General
Top 10 Greatest Women in Shakespeare – Numbers 5, 4, 3, 2
3 Oct 2017
We asked an expert panel to name their favourite female characters in Shakespeare. Today we begin the countdown with numbers ten, nine, eight, seven and six.
Compiled by Andy McLean
Oceans of ink have been used to debate and fixate over the impossible dilemma faced by the young lovers Romeo and Juliet. But there is another (often overlooked) character in the play who has the thankless task of trying to hold it all together when everything falls apart around her.
“Spare a thought for the Nurse, because nobody else does,” says cruciverbalist and word nerd David Astle. “As lovers vow and woo around Verona, this nameless in-betweener tries to be all things to Juliet, her pseudo-daughter.”
The Nurse is worried sick, like any parent would be, says Astle: “She’s a wannabe bestie, left stranded by romance, awash in what-ifs.” Throw in some of the funniest one liners in the play (memorably delivered by Michelle Doake in her 2016 Helpmann-nominated performance) and you’ve got one of the most entertaining and underrated female roles in Shakespeare.
Shakespeare academic Dr Huw Griffiths also picked a woman in Shakespeare who is often overlooked: Emilia from The Two Noble Kinsmen “for her impassioned resistance against the patriarchy”.
Griffiths makes a compelling case: “‘True love ‘tween maid and maid’, she tells us, ‘may be / more than in sex dividual’. When Hippolyta puts it to Emilia that she might end up having to marry a man, Emilia responds tersely ‘I am sure I shall not’, and ‘I am not against your faith, yet I continue mine’.”
“Emilia also works on behalf of three women whose husbands have been killed by ‘cruel Creon’, refusing to allow them to kneel to her, claiming that, ‘What woman I may stead that is distressed / Does bind me to her’. That is, she is there to help any woman that finds herself in trouble at the hands of men. Of course, she does end up having to get married against her will to a man who is probably more in love with his dead male friend than he is with her. But she closes the play by joining this prospective husband in mourning the loss of his dear friend.”
Feisty, funny and fiercely loyal, Beatrice is one of Shakespeare’s true romantic and comic heroes. All the highlights in Much Ado About Nothing stem from the chemistry between Beatrice and Benedick. In their early verbal jousting, Beatrice proves more than a match for her husband-to-be. And it is her unswerving allegiance to Hero that propels Benedick to risk his life defending her cousin’s honour.
Shakespeare also gives Beatrice the best lines in the play. A prime example being the exquisite moment when she finally, somewhat reluctantly, reveals her affections to Benedick: “I love you with so much of my heart that none is left to protest.”
Bell Shakespeare’s Associate Director James Evans picked Rosalind, who spends most of As You Like It in disguise, running rings around her would-be husband Orlando.

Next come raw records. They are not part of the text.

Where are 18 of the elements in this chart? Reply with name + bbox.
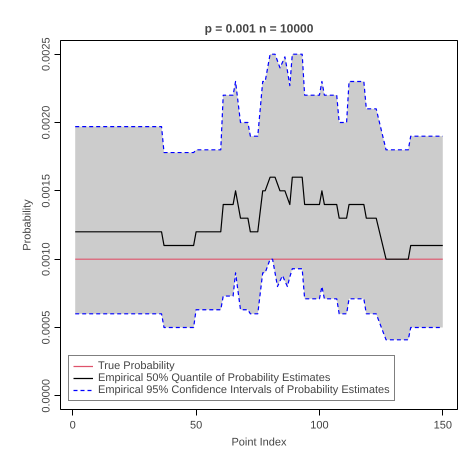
y-tick-label: 0.0000 <box>40 379 52 413</box>
chart-title: p = 0.001 n = 10000 <box>204 22 314 36</box>
legend-label: Empirical 50% Quantile of Probability Estimates <box>98 372 330 384</box>
x-axis-title: Point Index <box>231 436 288 448</box>
y-tick-label: 0.0025 <box>40 37 52 71</box>
line-series <box>74 54 444 154</box>
y-axis-title: Probability <box>22 198 34 251</box>
y-tick-label: 0.0010 <box>40 242 52 276</box>
x-tick-label: 150 <box>434 420 452 432</box>
legend-label: Empirical 95% Confidence Intervals of Probability Estimates <box>98 384 390 396</box>
x-tick-label: 100 <box>310 420 329 432</box>
x-tick-label: 0 <box>70 420 76 432</box>
y-tick-label: 0.0015 <box>40 174 52 208</box>
x-tick-label: 50 <box>190 420 202 432</box>
legend-label: True Probability <box>98 360 175 372</box>
y-tick-label: 0.0005 <box>40 310 52 344</box>
line-series <box>74 176 444 260</box>
y-tick-label: 0.0020 <box>40 106 52 140</box>
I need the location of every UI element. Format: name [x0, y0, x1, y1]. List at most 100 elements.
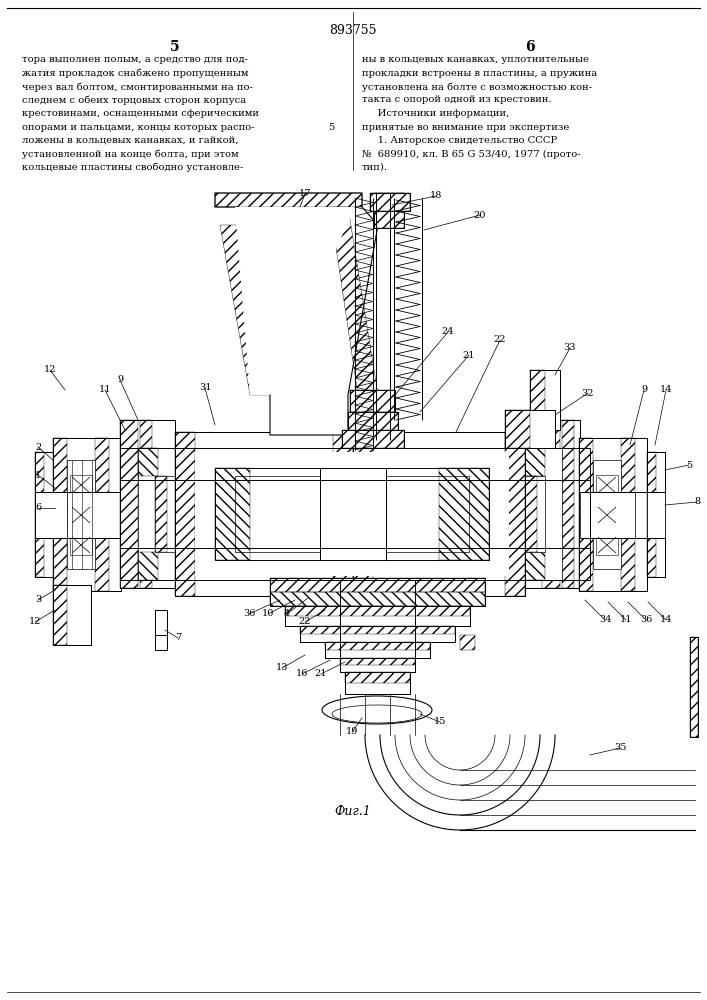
Bar — [525, 476, 537, 552]
Bar — [353, 432, 373, 596]
Text: 22: 22 — [299, 617, 311, 626]
Text: 10: 10 — [262, 609, 274, 618]
Bar — [505, 410, 555, 448]
Bar — [53, 585, 91, 645]
Bar — [53, 438, 121, 591]
Text: 8: 8 — [694, 497, 700, 506]
Ellipse shape — [322, 696, 432, 724]
Text: 14: 14 — [660, 385, 672, 394]
Bar — [542, 420, 560, 588]
Bar — [690, 637, 698, 737]
Bar — [95, 438, 109, 591]
Bar — [353, 432, 525, 596]
Text: 20: 20 — [474, 211, 486, 220]
Bar — [70, 535, 92, 555]
Bar — [285, 606, 470, 626]
Bar — [270, 578, 485, 592]
Text: опорами и пальцами, концы которых распо-: опорами и пальцами, концы которых распо- — [22, 122, 255, 131]
Bar — [525, 476, 545, 552]
Bar — [138, 448, 158, 476]
Text: 13: 13 — [276, 664, 288, 672]
Bar — [370, 193, 410, 211]
Text: 893755: 893755 — [329, 24, 377, 37]
Ellipse shape — [332, 705, 422, 723]
Text: 5: 5 — [328, 122, 334, 131]
Text: 9: 9 — [117, 375, 123, 384]
Text: 9: 9 — [641, 385, 647, 394]
Text: 12: 12 — [44, 365, 57, 374]
Text: 36: 36 — [243, 609, 255, 618]
Bar — [53, 438, 121, 591]
Text: 35: 35 — [614, 744, 626, 752]
Bar — [621, 438, 635, 591]
Text: ложены в кольцевых канавках, и гайкой,: ложены в кольцевых канавках, и гайкой, — [22, 136, 238, 145]
Bar — [342, 430, 404, 448]
Text: установлена на болте с возможностью кон-: установлена на болте с возможностью кон- — [362, 82, 592, 92]
Bar — [505, 432, 525, 596]
Bar — [370, 193, 410, 211]
Bar — [460, 635, 475, 650]
Bar — [325, 642, 430, 650]
Text: 6: 6 — [35, 504, 41, 512]
Bar — [140, 420, 152, 588]
Bar — [120, 548, 352, 580]
Bar — [340, 658, 415, 672]
Bar — [215, 193, 362, 207]
Bar — [580, 492, 635, 538]
Text: 14: 14 — [660, 615, 672, 624]
Bar — [647, 452, 665, 577]
Polygon shape — [215, 193, 378, 435]
Bar — [350, 390, 395, 412]
Bar — [579, 438, 593, 591]
Text: 12: 12 — [29, 617, 41, 626]
Bar — [300, 626, 455, 642]
Bar — [342, 430, 404, 448]
Bar — [596, 535, 618, 555]
Bar — [70, 475, 92, 495]
Bar — [530, 370, 560, 430]
Bar — [525, 420, 580, 588]
Bar — [647, 492, 665, 538]
Bar — [325, 642, 430, 658]
Bar — [120, 420, 175, 588]
Bar — [175, 432, 195, 596]
Text: 11: 11 — [99, 385, 111, 394]
Text: ны в кольцевых канавках, уплотнительные: ны в кольцевых канавках, уплотнительные — [362, 55, 589, 64]
Bar — [285, 606, 470, 626]
Text: 24: 24 — [442, 328, 455, 336]
Bar — [690, 637, 698, 737]
Bar — [439, 468, 489, 560]
Text: кольцевые пластины свободно установле-: кольцевые пластины свободно установле- — [22, 163, 243, 172]
Bar — [505, 410, 555, 448]
Text: Фиг.1: Фиг.1 — [334, 805, 371, 818]
Bar — [579, 438, 647, 591]
Text: 7: 7 — [175, 634, 181, 643]
Text: 11: 11 — [620, 615, 632, 624]
Bar — [175, 432, 353, 596]
Bar — [340, 658, 415, 665]
Bar — [300, 626, 455, 634]
Bar — [320, 468, 386, 560]
Bar — [345, 672, 410, 694]
Text: 36: 36 — [640, 615, 652, 624]
Bar — [350, 390, 395, 412]
Bar — [593, 460, 621, 569]
Text: 21: 21 — [315, 670, 327, 678]
Text: 15: 15 — [434, 718, 446, 726]
Bar — [596, 475, 618, 495]
Bar — [333, 432, 353, 596]
Bar — [53, 438, 67, 591]
Bar — [353, 432, 525, 596]
Text: 22: 22 — [493, 336, 506, 344]
Text: 2: 2 — [35, 442, 41, 452]
Text: 1: 1 — [35, 471, 41, 480]
Bar — [342, 430, 404, 448]
Bar — [525, 420, 580, 588]
Bar — [120, 448, 352, 480]
Bar — [530, 370, 545, 430]
Bar — [138, 448, 175, 580]
Bar — [175, 432, 353, 596]
Text: 34: 34 — [599, 615, 612, 624]
Text: 6: 6 — [525, 40, 534, 54]
Text: 17: 17 — [299, 190, 311, 198]
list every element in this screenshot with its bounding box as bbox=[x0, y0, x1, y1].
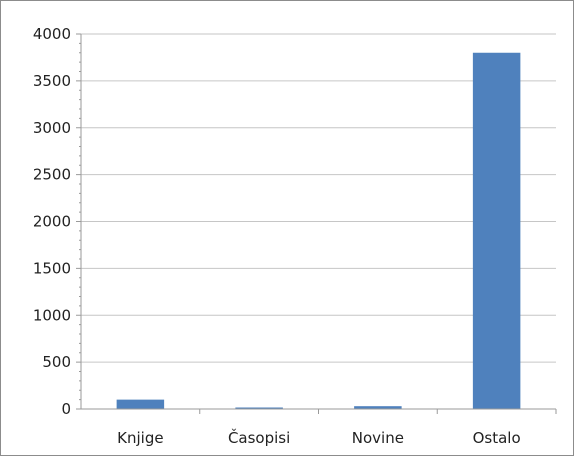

“Rosalind is obviously extremely intelligent but also extremely compassionate,” says Evans. “She knows what she wants and she’s in control of her life. And what I particularly love is that she teaches the young man in her life how to treat her. She actually schools him in how to be a good man in a relationship and I think that’s wonderful.
“In Shakespeare’s comedies, the men are always clueless and fickle and have absolutely no idea what’s going on. It’s the women who ground them and the women who are in control – and there is none better than Rosalind. She’s got a way with words that’s absolutely brilliant, she’s got great respect for family and also for herself and other people. I just think she’s the best. She’s my favourite.”
Sometimes misrepresented as a helpless victim, Juliet is actually the gunpowder in the plot – rebelling against the overbearing and hapless men in her life. When Romeo’s impulsiveness places them both in peril, Juliet is the brains of the operation.
When playing the character for Bell Shakespeare in 2016, actor Kelly Paterniti pointed out the amazing journey that Juliet goes upon in the play: “She transforms in front of our eyes from this very young dutiful daughter to this mature young woman who disobeys her parents and goes for what she wants. She’s very headstrong and incredibly imaginative.”
Actor Ray Chong Nee chose Juliet as his favourite female in Shakespeare: “Juliet’s strength and determination prove to be her undoing, but her love cannot be denied nor matched by any other character in the play for its poetry and beauty: ‘My bounty is as boundless as the sea. My love as deep. The more I give to thee, the more I have, for both are infinite’.”